Who Was Sophia Parnok?
Some would say Sophia Parnok was Marina Tsvetaeva’s first woman lover, others would say she was Russia’s Sappho, but many do not know her name. She has been identified as a minor lyrical poet with a particular intimate voice, born of the Silver Age of Russian culture. Only during perestroika and after did her poetry become somewhat known in Russia, a country where people are generally more aware of literary history, greater lovers of poetry, bigger readers than Americans.
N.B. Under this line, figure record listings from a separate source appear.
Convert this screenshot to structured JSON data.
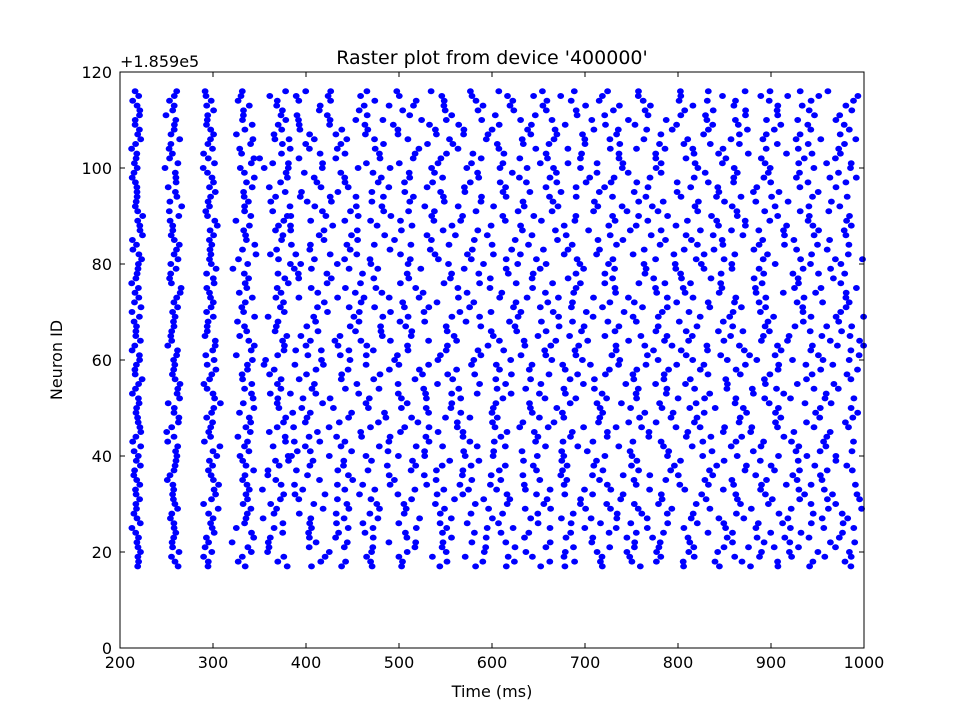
{
  "chart_data": {
    "type": "scatter",
    "title": "Raster plot from device '400000'",
    "xlabel": "Time (ms)",
    "ylabel": "Neuron ID",
    "y_offset_label": "+1.859e5",
    "xlim": [
      200,
      1000
    ],
    "ylim": [
      0,
      120
    ],
    "xticks": [
      "200",
      "300",
      "400",
      "500",
      "600",
      "700",
      "800",
      "900",
      "1000"
    ],
    "yticks": [
      "0",
      "20",
      "40",
      "60",
      "80",
      "100",
      "120"
    ],
    "marker_color": "#0000ff",
    "grid": false,
    "legend": "none",
    "neuron_id_range": [
      17,
      116
    ],
    "spike_waves": [
      {
        "t": 218,
        "spread": 4,
        "neurons": "all"
      },
      {
        "t": 258,
        "spread": 5,
        "neurons": "all"
      },
      {
        "t": 298,
        "spread": 6,
        "neurons": "all"
      },
      {
        "t": 335,
        "spread": 9,
        "neurons": "all"
      },
      {
        "t": 370,
        "spread": 12,
        "neurons": "all"
      }
    ],
    "steady_state": {
      "t_start": 385,
      "t_end": 998,
      "mean_isi_ms": 37
    }
  }
}
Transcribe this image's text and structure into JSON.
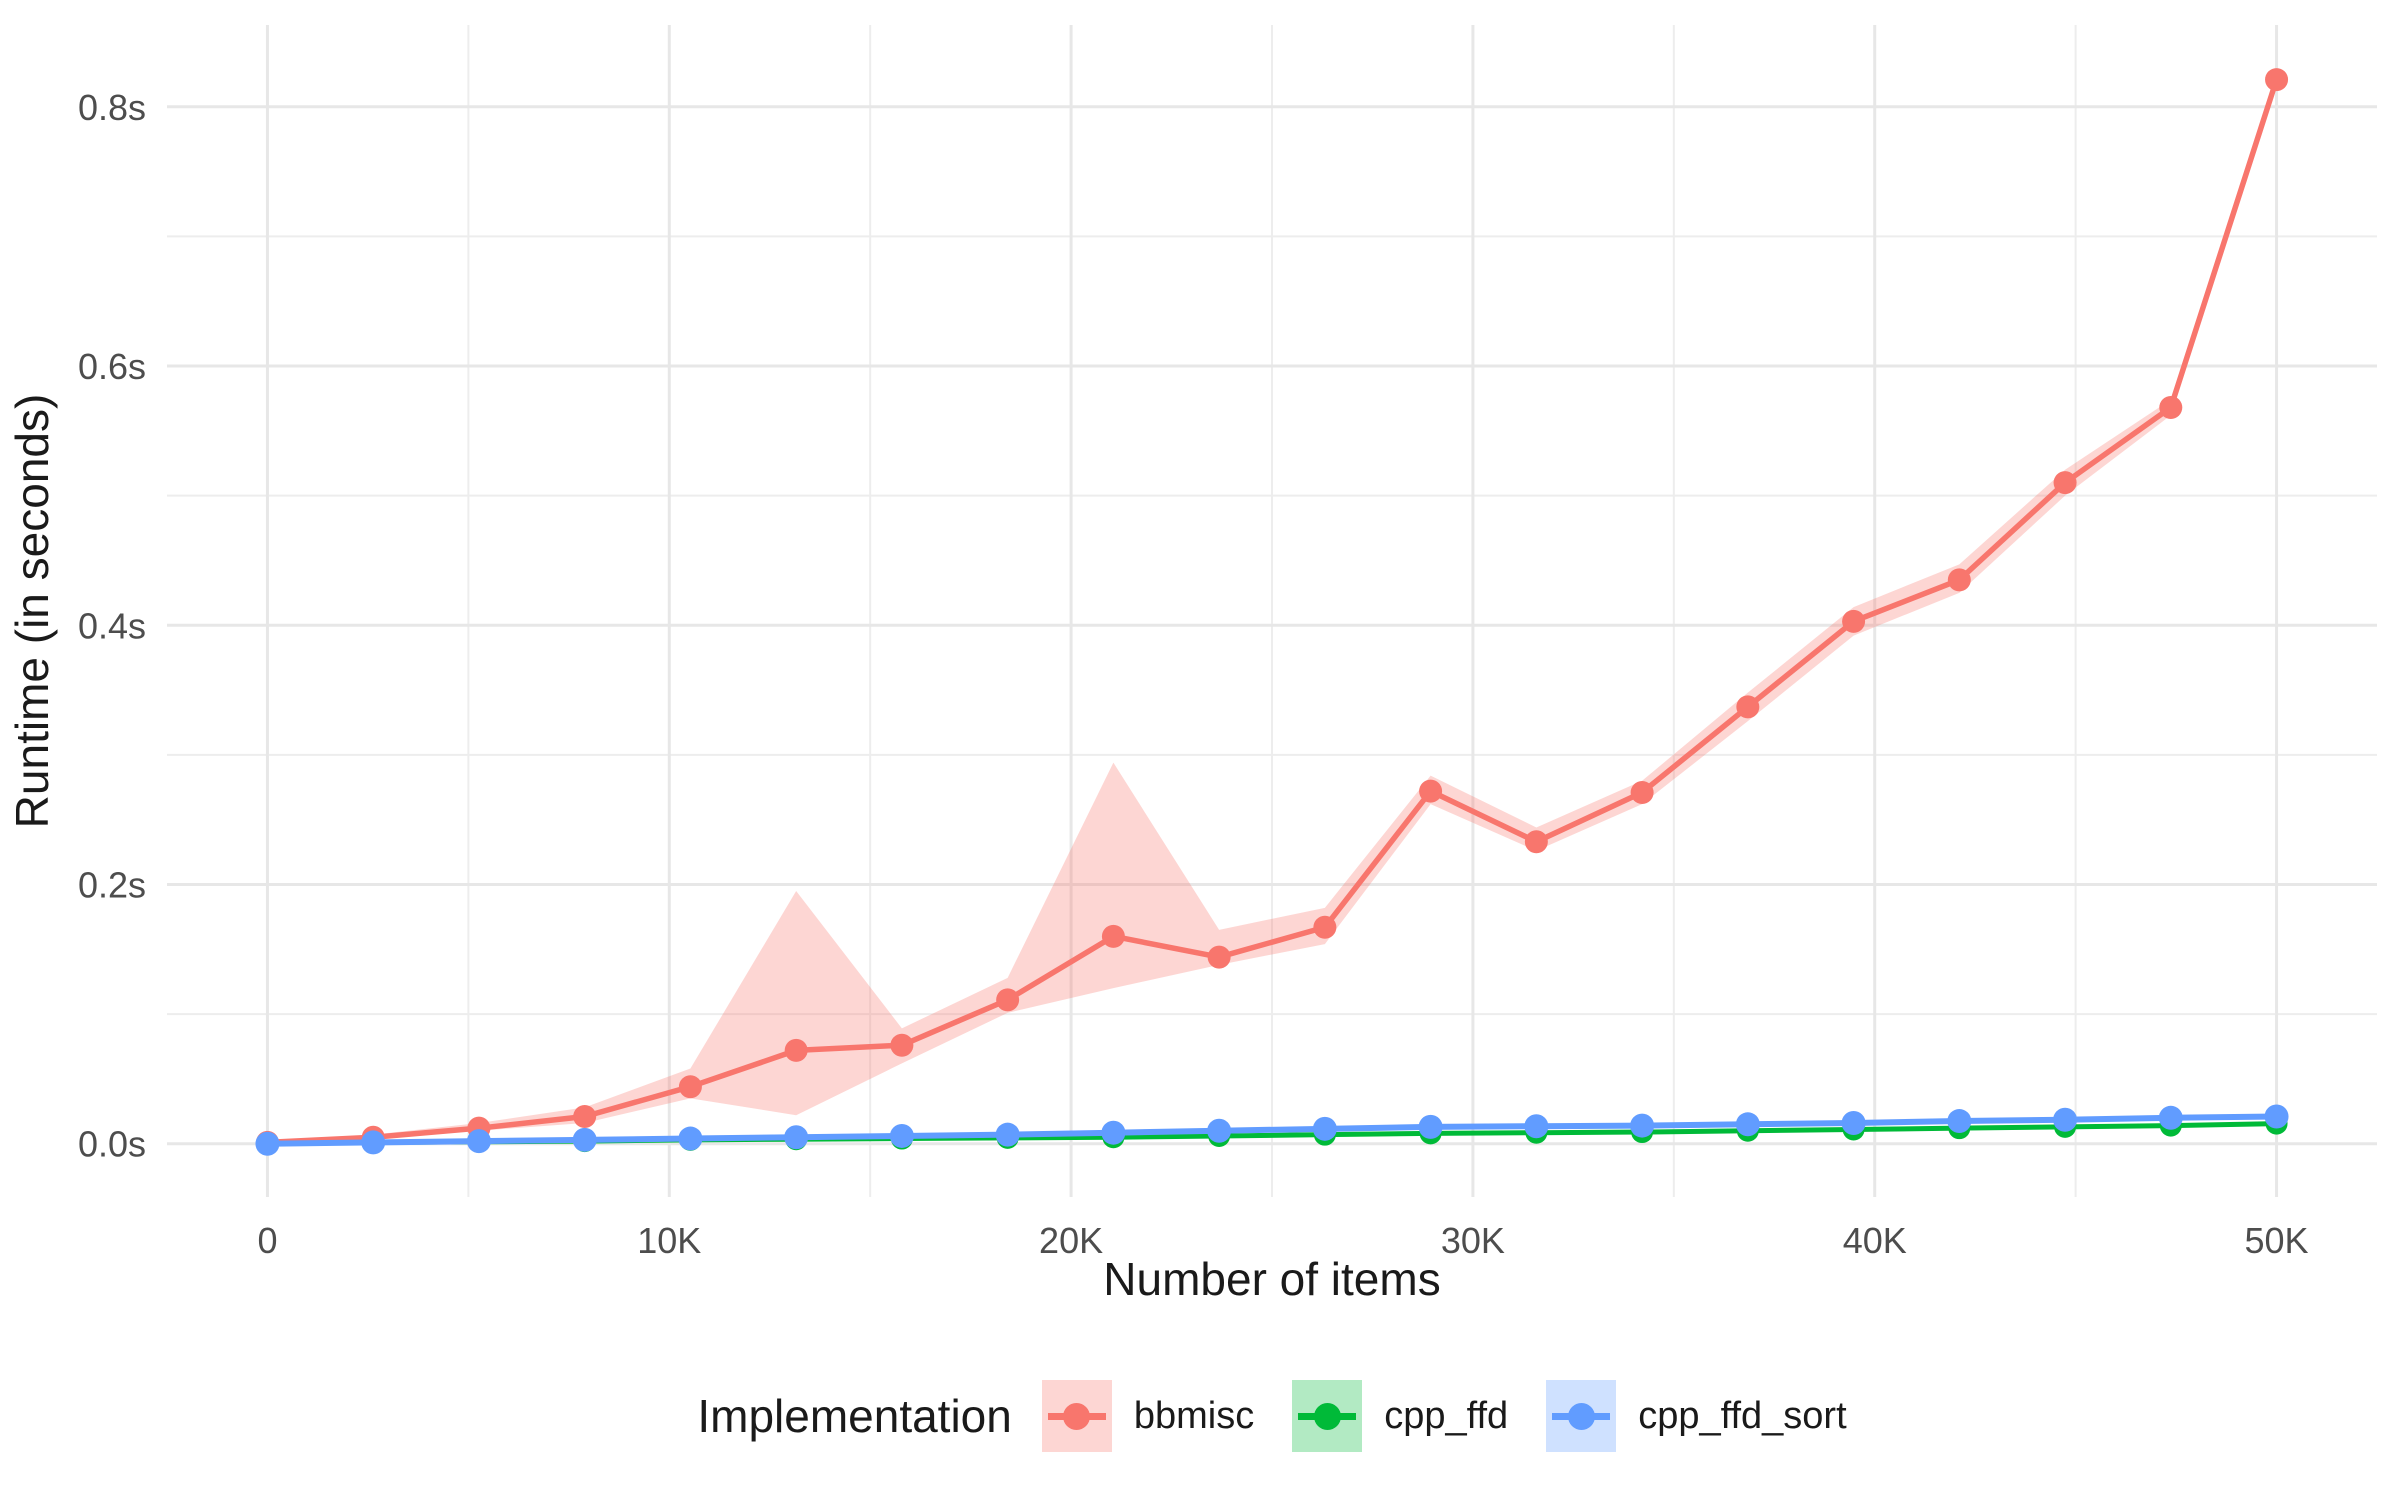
{
  "chart_data": {
    "type": "line",
    "title": "",
    "xlabel": "Number of items",
    "ylabel": "Runtime (in seconds)",
    "grid": true,
    "legend": {
      "title": "Implementation",
      "position": "bottom"
    },
    "xlim": [
      -2500,
      52500
    ],
    "ylim": [
      -0.0411,
      0.8631
    ],
    "x_ticks": [
      {
        "v": 0,
        "label": "0"
      },
      {
        "v": 10000,
        "label": "10K"
      },
      {
        "v": 20000,
        "label": "20K"
      },
      {
        "v": 30000,
        "label": "30K"
      },
      {
        "v": 40000,
        "label": "40K"
      },
      {
        "v": 50000,
        "label": "50K"
      }
    ],
    "x_minor": [
      5000,
      15000,
      25000,
      35000,
      45000
    ],
    "y_ticks": [
      {
        "v": 0.0,
        "label": "0.0s"
      },
      {
        "v": 0.2,
        "label": "0.2s"
      },
      {
        "v": 0.4,
        "label": "0.4s"
      },
      {
        "v": 0.6,
        "label": "0.6s"
      },
      {
        "v": 0.8,
        "label": "0.8s"
      }
    ],
    "y_minor": [
      0.1,
      0.3,
      0.5,
      0.7
    ],
    "x": [
      0,
      2632,
      5263,
      7895,
      10526,
      13158,
      15789,
      18421,
      21053,
      23684,
      26316,
      28947,
      31579,
      34211,
      36842,
      39474,
      42105,
      44737,
      47368,
      50000
    ],
    "series": [
      {
        "name": "bbmisc",
        "color": "#F8766D",
        "fill": "rgba(248,118,109,0.30)",
        "values": [
          0.001,
          0.005,
          0.012,
          0.021,
          0.044,
          0.072,
          0.076,
          0.111,
          0.16,
          0.144,
          0.167,
          0.272,
          0.233,
          0.271,
          0.337,
          0.403,
          0.435,
          0.51,
          0.568,
          0.821
        ],
        "lower": [
          0.001,
          0.004,
          0.01,
          0.016,
          0.035,
          0.022,
          0.062,
          0.101,
          0.12,
          0.138,
          0.154,
          0.262,
          0.226,
          0.262,
          0.326,
          0.392,
          0.425,
          0.5,
          0.562,
          0.818
        ],
        "upper": [
          0.001,
          0.007,
          0.016,
          0.028,
          0.058,
          0.195,
          0.089,
          0.128,
          0.294,
          0.165,
          0.182,
          0.284,
          0.244,
          0.28,
          0.348,
          0.414,
          0.447,
          0.52,
          0.574,
          0.824
        ]
      },
      {
        "name": "cpp_ffd",
        "color": "#00BA38",
        "fill": "rgba(0,186,56,0.30)",
        "values": [
          0.0,
          0.001,
          0.0015,
          0.002,
          0.003,
          0.0035,
          0.004,
          0.0045,
          0.005,
          0.006,
          0.007,
          0.008,
          0.0085,
          0.009,
          0.01,
          0.011,
          0.012,
          0.013,
          0.014,
          0.0155
        ]
      },
      {
        "name": "cpp_ffd_sort",
        "color": "#619CFF",
        "fill": "rgba(97,156,255,0.30)",
        "values": [
          0.0,
          0.001,
          0.002,
          0.003,
          0.004,
          0.005,
          0.006,
          0.007,
          0.0085,
          0.01,
          0.0115,
          0.013,
          0.0135,
          0.014,
          0.015,
          0.016,
          0.0175,
          0.0185,
          0.02,
          0.021
        ]
      }
    ],
    "style": {
      "grid_major_color": "#E7E7E7",
      "grid_minor_color": "#EDEDED",
      "tick_label_color": "#4D4D4D",
      "title_color": "#1a1a1a",
      "background": "#FFFFFF"
    }
  }
}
Sophia Parnok wrote these lines in Soviet Russia in 1932. A Russian-Jewish poet born in 1885 in Taganrog, in the south of Russia, she made no secret of her sexual orientation in her life or her work during both the most tolerant and the most repressive times in Soviet Moscow in the early twentieth century. By the time of this poem she was already thinking of herself as writing for only a small circle of friends. Written for Nina Vedeneyeva, the last great love of her life, the poem above shockingly reveals a moment of intimacy, with a touch of humor and irony.
After having written five volumes of poetry, Sophia Parnok died in obscurity in 1933 at the age of forty eight, surrounded by her women friends. It was not until the 1990s that most of her work was published in Russia. She was a poet hidden away by censors, yet being hidden was also part of her persona. Her last book of published poems was called Vpolgolosa (In a Low Voice). It was as if she knew that it would be her new communication style—to be quiet. She wrote in a letter to a friend that her voice and her poems were not ready to be heard and she was aware of that. It was the political and historical moment she lived in, but also she was a poet of lesbian intimacy and lived a Sapphic life.
To begin her life as a poet in the exciting atmosphere of the Silver Age in Russia, a time that invited all sorts of artistic currents, including European trends, must have been inspiring. Along with the atmosphere of political change, there was an anti-bourgeois strain in artistic circles, a challenge to traditional sexuality and relationships. Poets like Esenin and Mayakovsky spoke their rebellious poetry very publicly. Cafe gatherings and smaller circles both in St. Petersburg and Moscow were popular. Mikhail Kuzmin was known for his gay cabaret performances and readings in St. Petersburg. The times blossomed in modernism—symbolism, futurism, acmeism, even a new sexual mysticism (Vasily Rozanov). At this time poet Vyacheslav Ivanov published his translations of Sappho which greatly influenced the age. Parnok saw herself as a rebellious female poet, and in this atmosphere she became known as a lesbian and accepted as such.